Everyone is believing in Boston. Bozzuto Group targeted expansion into Boston and Boston suburbs last year including management of 30 Dalton in Boston’s Back Bay, the Flats on D in South Boston and One Greenway in Chinatown. Bozzuto Group’s new project in Quincy, a suburb south of Boston with ICON Architecture  calls for 610 apartment units and 50,000 square feet of retail next to the North Quincy MBTA station.
By   – Reporter, Baltimore Business Journal |

Bozzuto Group’s workforce is poised to exceed 3,000 in the coming year as the 32-year-old company continues an expansion into large U.S. cities.

CEO Toby Bozzuto said Monday the Maryland-based company is planning to grow by 420 workers in the coming 12 months with property management and construction jobs in Boston, Chicago and Philadelphia. The company currently has 2,600 employees.

The hiring boom is in response to the continuing popularity of Class A luxury apartment development that has dominated those cities’ housing markets for several years.

Bozzuto said his company has opened offices in Boston, New York, Philadelphia, Chicago and Miami to focus on that growth in addition to its headquarters off Interstate 95 in Prince George’s County in Maryland. There’s even a plan to spread west to points like Denver and California in the coming five or so years, he said.

“There’s a propensity in Baltimore for people to think of us as just a Baltimore company,” Bozzuto said, of the game plan for the coming 12 months. “In reality, it’s one of several markets we’re in. We’ve expanded our management company into South Florida and we’re one of the largest Class A managers in the city of Chicago.
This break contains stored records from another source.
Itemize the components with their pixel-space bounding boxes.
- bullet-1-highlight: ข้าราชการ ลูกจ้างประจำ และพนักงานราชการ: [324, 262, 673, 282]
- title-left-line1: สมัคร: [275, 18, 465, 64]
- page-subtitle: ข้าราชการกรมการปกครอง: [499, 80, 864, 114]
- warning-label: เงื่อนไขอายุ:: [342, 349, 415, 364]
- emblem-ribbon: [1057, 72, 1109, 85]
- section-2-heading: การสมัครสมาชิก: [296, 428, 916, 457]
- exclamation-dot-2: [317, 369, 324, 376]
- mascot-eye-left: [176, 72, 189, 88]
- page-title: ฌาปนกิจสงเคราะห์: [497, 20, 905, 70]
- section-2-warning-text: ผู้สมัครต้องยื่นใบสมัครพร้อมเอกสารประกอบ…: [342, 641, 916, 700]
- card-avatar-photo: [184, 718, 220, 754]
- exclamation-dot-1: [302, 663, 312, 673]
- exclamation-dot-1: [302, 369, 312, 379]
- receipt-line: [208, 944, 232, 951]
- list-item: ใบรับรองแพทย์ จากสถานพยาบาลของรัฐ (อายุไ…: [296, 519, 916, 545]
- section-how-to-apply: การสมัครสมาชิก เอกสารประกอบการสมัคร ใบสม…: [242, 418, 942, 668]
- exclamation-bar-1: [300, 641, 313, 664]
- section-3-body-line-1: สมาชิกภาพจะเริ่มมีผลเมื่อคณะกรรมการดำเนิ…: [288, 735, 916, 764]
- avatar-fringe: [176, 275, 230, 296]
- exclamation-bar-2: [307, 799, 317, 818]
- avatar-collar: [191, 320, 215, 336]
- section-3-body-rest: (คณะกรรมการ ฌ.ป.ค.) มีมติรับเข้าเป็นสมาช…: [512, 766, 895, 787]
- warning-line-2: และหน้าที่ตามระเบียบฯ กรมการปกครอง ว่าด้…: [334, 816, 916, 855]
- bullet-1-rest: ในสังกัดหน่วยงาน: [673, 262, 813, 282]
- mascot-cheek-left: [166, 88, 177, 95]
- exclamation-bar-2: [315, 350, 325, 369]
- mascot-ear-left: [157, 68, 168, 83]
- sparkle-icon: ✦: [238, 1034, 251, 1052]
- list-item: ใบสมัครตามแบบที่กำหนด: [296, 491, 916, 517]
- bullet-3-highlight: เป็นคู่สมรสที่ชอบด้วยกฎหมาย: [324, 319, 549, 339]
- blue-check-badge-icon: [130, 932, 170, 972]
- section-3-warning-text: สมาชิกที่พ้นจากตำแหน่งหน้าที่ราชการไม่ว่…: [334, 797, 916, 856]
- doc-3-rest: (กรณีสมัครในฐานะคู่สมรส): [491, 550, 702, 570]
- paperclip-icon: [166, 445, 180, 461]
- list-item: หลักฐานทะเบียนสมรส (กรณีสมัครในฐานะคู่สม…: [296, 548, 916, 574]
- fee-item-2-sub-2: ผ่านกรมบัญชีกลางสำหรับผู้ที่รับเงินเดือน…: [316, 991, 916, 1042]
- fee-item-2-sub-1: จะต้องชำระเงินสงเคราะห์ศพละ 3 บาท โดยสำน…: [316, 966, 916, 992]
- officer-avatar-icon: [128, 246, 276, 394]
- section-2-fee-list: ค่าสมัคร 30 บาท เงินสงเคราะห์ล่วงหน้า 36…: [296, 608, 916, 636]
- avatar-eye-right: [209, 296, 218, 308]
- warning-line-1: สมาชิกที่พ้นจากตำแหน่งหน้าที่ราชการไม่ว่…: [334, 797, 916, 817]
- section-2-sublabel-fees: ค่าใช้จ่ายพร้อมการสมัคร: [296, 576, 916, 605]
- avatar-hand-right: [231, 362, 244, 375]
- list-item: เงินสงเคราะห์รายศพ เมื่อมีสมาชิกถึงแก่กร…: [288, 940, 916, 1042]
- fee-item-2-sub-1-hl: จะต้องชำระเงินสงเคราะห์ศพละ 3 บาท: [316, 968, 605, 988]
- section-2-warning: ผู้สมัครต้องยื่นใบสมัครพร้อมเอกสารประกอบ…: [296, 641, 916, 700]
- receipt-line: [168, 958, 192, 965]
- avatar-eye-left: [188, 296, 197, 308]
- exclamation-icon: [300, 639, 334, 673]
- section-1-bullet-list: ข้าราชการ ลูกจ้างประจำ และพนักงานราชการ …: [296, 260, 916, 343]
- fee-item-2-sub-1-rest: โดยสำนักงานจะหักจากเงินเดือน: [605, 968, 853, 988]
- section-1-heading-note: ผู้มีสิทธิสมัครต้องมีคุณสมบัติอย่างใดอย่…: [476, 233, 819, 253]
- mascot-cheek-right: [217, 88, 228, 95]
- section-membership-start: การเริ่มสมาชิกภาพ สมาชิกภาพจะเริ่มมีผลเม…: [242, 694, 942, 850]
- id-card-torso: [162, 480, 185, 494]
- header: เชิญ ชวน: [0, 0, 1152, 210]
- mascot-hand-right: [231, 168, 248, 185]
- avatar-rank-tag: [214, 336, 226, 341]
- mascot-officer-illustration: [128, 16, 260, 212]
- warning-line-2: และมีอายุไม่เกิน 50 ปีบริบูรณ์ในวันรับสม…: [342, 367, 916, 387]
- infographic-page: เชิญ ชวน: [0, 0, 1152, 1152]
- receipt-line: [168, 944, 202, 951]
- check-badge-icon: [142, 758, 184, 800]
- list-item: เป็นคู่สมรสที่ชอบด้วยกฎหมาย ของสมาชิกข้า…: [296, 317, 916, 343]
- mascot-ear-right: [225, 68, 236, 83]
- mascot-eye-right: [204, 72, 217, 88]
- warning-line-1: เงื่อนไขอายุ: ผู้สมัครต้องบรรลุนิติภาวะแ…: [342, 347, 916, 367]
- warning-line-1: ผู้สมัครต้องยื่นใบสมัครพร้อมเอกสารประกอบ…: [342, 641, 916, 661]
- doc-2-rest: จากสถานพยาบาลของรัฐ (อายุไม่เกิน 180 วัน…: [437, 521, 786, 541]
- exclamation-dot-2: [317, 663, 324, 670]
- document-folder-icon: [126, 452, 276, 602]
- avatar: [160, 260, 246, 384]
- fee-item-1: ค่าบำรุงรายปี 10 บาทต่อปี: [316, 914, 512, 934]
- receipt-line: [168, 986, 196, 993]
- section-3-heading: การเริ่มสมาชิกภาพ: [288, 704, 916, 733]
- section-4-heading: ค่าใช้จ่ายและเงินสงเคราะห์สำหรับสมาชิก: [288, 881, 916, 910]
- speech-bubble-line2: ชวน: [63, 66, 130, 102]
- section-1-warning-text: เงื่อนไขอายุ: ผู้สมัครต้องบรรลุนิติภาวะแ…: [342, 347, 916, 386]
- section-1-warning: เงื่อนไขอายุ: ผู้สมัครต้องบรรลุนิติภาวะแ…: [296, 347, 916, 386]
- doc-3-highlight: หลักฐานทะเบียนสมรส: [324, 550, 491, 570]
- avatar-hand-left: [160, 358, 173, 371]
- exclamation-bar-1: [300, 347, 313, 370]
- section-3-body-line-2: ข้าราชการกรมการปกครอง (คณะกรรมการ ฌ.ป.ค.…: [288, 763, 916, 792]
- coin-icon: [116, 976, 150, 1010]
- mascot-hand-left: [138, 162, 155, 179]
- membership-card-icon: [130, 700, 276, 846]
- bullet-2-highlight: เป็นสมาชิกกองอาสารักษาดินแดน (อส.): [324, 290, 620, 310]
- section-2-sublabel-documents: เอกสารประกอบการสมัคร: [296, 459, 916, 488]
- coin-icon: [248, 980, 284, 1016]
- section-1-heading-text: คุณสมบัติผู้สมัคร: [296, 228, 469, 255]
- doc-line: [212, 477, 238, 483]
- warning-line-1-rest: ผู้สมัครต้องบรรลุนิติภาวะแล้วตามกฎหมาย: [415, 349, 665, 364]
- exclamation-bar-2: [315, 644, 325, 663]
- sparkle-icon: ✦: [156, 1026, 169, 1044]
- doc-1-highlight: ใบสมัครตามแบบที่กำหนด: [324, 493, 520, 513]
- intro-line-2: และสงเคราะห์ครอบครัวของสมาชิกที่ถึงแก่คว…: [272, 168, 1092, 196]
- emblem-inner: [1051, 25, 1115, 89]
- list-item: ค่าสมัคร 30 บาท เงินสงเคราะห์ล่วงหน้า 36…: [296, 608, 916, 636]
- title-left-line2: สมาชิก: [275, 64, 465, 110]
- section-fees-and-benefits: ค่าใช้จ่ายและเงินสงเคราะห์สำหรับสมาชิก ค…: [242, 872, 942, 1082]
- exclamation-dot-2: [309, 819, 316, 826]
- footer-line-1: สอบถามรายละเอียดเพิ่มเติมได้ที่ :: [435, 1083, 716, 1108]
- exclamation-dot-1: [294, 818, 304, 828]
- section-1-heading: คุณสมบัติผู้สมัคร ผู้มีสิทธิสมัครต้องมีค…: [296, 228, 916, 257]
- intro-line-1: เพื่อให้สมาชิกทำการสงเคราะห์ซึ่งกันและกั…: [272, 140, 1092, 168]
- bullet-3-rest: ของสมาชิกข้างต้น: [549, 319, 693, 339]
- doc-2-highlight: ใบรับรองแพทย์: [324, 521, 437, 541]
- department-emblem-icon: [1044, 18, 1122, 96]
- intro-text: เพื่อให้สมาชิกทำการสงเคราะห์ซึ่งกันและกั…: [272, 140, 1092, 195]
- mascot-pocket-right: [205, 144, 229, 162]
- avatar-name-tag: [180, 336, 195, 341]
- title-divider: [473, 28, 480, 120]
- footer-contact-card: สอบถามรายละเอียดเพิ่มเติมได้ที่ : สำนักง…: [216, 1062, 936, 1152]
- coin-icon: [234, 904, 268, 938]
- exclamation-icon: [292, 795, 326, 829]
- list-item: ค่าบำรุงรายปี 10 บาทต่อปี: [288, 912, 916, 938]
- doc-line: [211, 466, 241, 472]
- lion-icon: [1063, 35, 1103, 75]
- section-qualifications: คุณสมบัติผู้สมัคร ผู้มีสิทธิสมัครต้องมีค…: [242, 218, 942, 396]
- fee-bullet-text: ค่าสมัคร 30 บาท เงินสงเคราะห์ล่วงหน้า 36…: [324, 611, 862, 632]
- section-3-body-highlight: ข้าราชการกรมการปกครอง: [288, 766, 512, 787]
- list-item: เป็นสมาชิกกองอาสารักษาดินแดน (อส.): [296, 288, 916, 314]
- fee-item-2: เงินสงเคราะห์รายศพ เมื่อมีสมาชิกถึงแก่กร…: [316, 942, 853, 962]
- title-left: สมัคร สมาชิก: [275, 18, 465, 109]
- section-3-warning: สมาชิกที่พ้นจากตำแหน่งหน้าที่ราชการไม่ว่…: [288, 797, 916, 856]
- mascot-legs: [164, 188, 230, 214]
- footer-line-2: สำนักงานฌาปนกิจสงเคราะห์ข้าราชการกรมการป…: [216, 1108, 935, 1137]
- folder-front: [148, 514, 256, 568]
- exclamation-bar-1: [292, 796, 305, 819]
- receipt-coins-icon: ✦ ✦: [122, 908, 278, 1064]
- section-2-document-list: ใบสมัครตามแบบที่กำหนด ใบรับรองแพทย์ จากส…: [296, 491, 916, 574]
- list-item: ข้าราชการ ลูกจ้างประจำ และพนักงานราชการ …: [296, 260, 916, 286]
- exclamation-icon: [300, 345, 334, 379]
We have so much more to do.”

Bozzuto Group currently manages a total of six projects in Miami, 33 in Massachusetts, 17 in Chicago and 27 in New York. The company last year expanded into Boston and in August opened the $70 million, 320-unit Glasshouse at Station Square on Pittsburgh’s Monongahela River waterfront.

One Massachusetts project is in Quincy, a suburb south of Boston. The project, with ICON Architecture as the architect, calls for 610 apartment units and 50,000 square feet of retail next to the North Quincy MBTA station.

Dubbed the Abby, after former First Lady Abigail Adams, the project already has Target as a retail tenant.

One 218-unit apartment building is slated for delivery by spring 2021. A 137-unit apartment building is expected by summer 2021, with a third 255-unit apartment building by spring 2022.

Bozzuto, 45, took over the company’s top management about five years ago from his father, Tom, who co-founded Bozzuto Group in 1988. Today, he and his team manage more than 74,671 luxury apartment units in 255 properties. The company reported $2.45 billion in revenue.

The expanding workforce at Bozzuto is part of a growth plan for the company focused on “gateway cities,” described by Bozzuto as large metro areas with a 24-hour lifestyle where data shows growth in a younger workforce. He declined to discuss the company’s profits, citing its private status, but said the margins were high enough to accommodate the growth.